To do this analysis with a symmetrical line such as twinlead or open
wire line, we use the currents on the two conductors as the two currents
to separate into common and differential mode components. We can do
exactly the same thing with coax, using the current on the inner
conductor as one of the currents to be separated, and the vector total
current on the inside and outside of the shield to be the other. If we
do this, we find that the two types of line behave identically: If the
common mode current is zero, the line won't radiate (and can be
considered balanced). If it isn't, the line will. Equations and analysis
are identical. Either type of line can be balanced or unbalanced.

Coaxial lines do, however, have an interesting characteristic not shared
by other kinds -- the differential and common mode components aren't
simply a mathematical convenience, but are actually physically separate.
If we do the analysis described above, we find that the common mode
current equals the current on the outside of the shield and the
differential current equals the current on the inside. As Owen pointed
out, the differential current is solely on the inside of the shield and
the common mode current solely on the outside. While this makes the
effects of each mode current easier to visualize and sometimes to
measure, the net effects of common mode and differential currents are
exactly the same for coaxial and non-coaxial lines.

Roy Lewallen, W7EL

Owen Duffy wrote:
"Tam/WB2TT" wrote in
:

...
The choke suppresses the common mode signal. There will still be
current flowing on the shield which will have the same magnitude as
the current flowing in the center conductor.

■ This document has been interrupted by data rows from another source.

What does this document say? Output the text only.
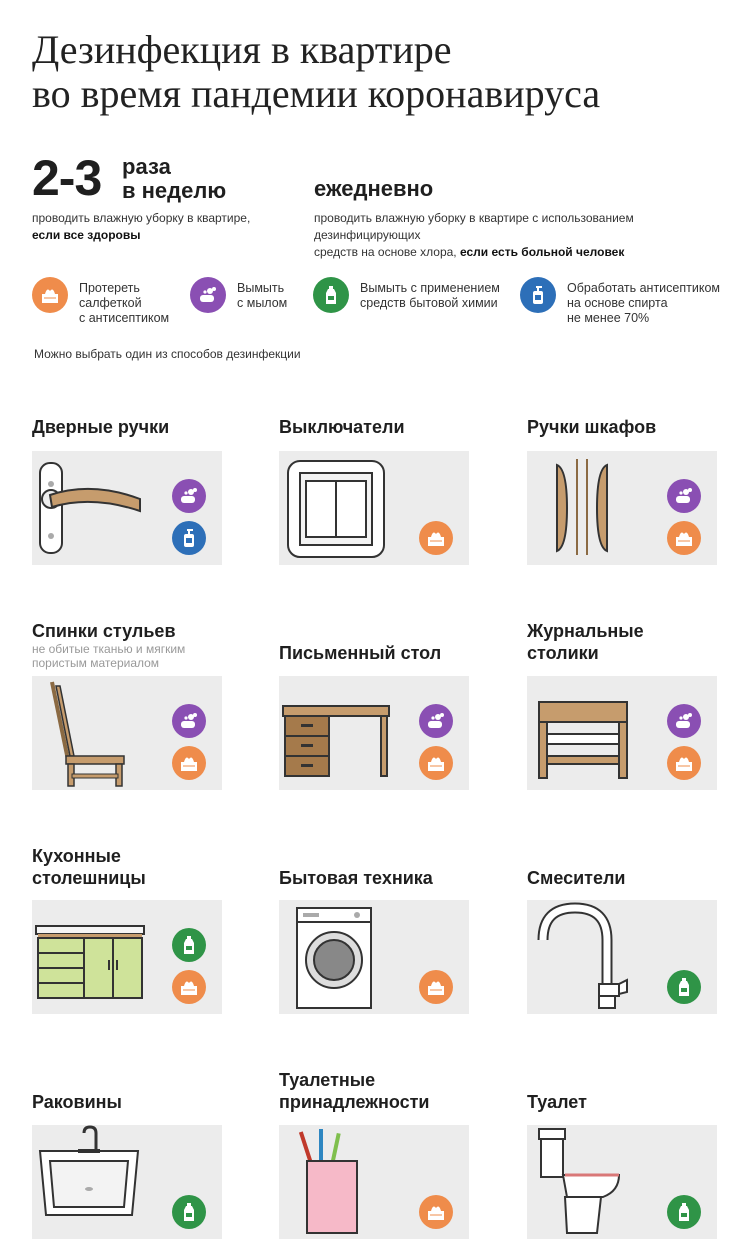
Дезинфекция в квартире
во время пандемии коронавируса
2-3 раза
в неделю
проводить влажную уборку в квартире,
если все здоровы
ежедневно
проводить влажную уборку в квартире с использованием дезинфицирующих
средств на основе хлора, если есть больной человек
Протереть
салфеткой
с антисептиком
Вымыть
с мылом
Вымыть с применением
средств бытовой химии
Обработать антисептиком
на основе спирта
не менее 70%
Можно выбрать один из способов дезинфекции
Дверные ручки	Выключатели	Ручки шкафов
Спинки стульев
не обитые тканью и мягким
пористым материалом	Письменный стол
Журнальные
столики
Кухонные
столешницы	Бытовая техника	Смесители
Раковины
Туалетные
принадлежности	Туалет
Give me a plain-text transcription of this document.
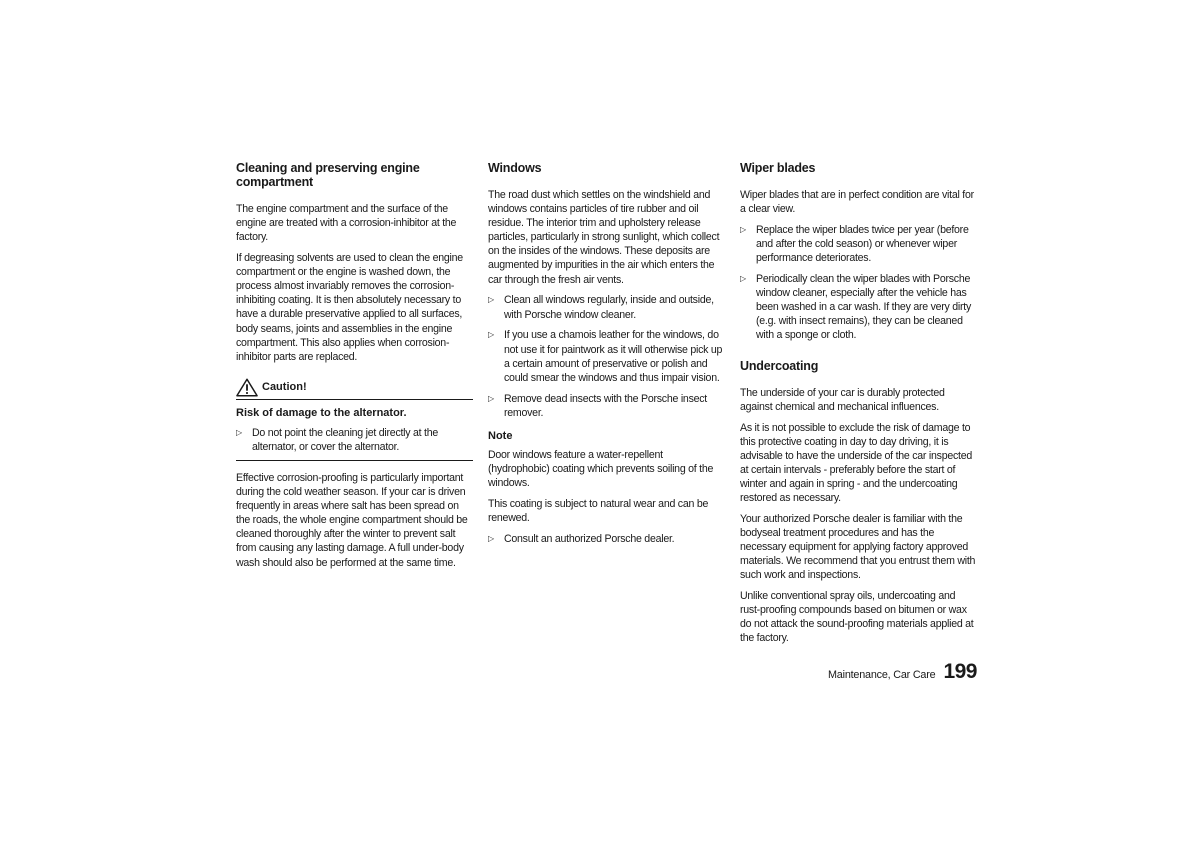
Cleaning and preserving engine compartment

The engine compartment and the surface of the engine are treated with a corrosion-inhibitor at the factory.

If degreasing solvents are used to clean the engine compartment or the engine is washed down, the process almost invariably removes the corrosion-inhibiting coating. It is then absolutely necessary to have a durable preservative applied to all surfaces, body seams, joints and assemblies in the engine compartment. This also applies when corrosion-inhibitor parts are replaced.

Caution!
Risk of damage to the alternator.
▷ Do not point the cleaning jet directly at the alternator, or cover the alternator.

Effective corrosion-proofing is particularly important during the cold weather season. If your car is driven frequently in areas where salt has been spread on the roads, the whole engine compartment should be cleaned thoroughly after the winter to prevent salt from causing any lasting damage. A full under-body wash should also be performed at the same time.

Windows

The road dust which settles on the windshield and windows contains particles of tire rubber and oil residue. The interior trim and upholstery release particles, particularly in strong sunlight, which collect on the insides of the windows. These deposits are augmented by impurities in the air which enters the car through the fresh air vents.

▷ Clean all windows regularly, inside and outside, with Porsche window cleaner.

▷ If you use a chamois leather for the windows, do not use it for paintwork as it will otherwise pick up a certain amount of preservative or polish and could smear the windows and thus impair vision.

▷ Remove dead insects with the Porsche insect remover.

Note

Door windows feature a water-repellent (hydrophobic) coating which prevents soiling of the windows.

This coating is subject to natural wear and can be renewed.

▷ Consult an authorized Porsche dealer.

Wiper blades

Wiper blades that are in perfect condition are vital for a clear view.

▷ Replace the wiper blades twice per year (before and after the cold season) or whenever wiper performance deteriorates.

▷ Periodically clean the wiper blades with Porsche window cleaner, especially after the vehicle has been washed in a car wash. If they are very dirty (e.g. with insect remains), they can be cleaned with a sponge or cloth.

Undercoating

The underside of your car is durably protected against chemical and mechanical influences.

As it is not possible to exclude the risk of damage to this protective coating in day to day driving, it is advisable to have the underside of the car inspected at certain intervals - preferably before the start of winter and again in spring - and the undercoating restored as necessary.

Your authorized Porsche dealer is familiar with the bodyseal treatment procedures and has the necessary equipment for applying factory approved materials. We recommend that you entrust them with such work and inspections.

Unlike conventional spray oils, undercoating and rust-proofing compounds based on bitumen or wax do not attack the sound-proofing materials applied at the factory.

Maintenance, Car Care 199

You are not throwing away
...

This might just be really loose language, but assuming fully effective
skin effect (which is a reasonable assumption for most practical coaxial
cables at HF):

The current flowing on the outside of the inner conductor is accompanied
by a current equal in magnitude and opposite in direction flowing on the
inside of the outer conductor.

Skin effect isolates the inner of the outer conductor from the outer of
the outer conductor, but current on the inner of the outer conductor may
contribute to current on the outer of the outer conductor depending on
the treatment of the shield at the ends of the cable.

So, a choke formed by coiling the coaxial cable or placing ferrite
sleeves on the cable affects the impedance in the current path of the
outer of the outer conductor and does not directly affect what is
happening inside the coax.

Mind you, this concept is not universally accepted by hams.

In the case of coax, so-called common mode current flows only on the
outside of the outer conductor, and differential mode current flows only
on the inside of the outer conductor and outside of the inner conductor.

Owen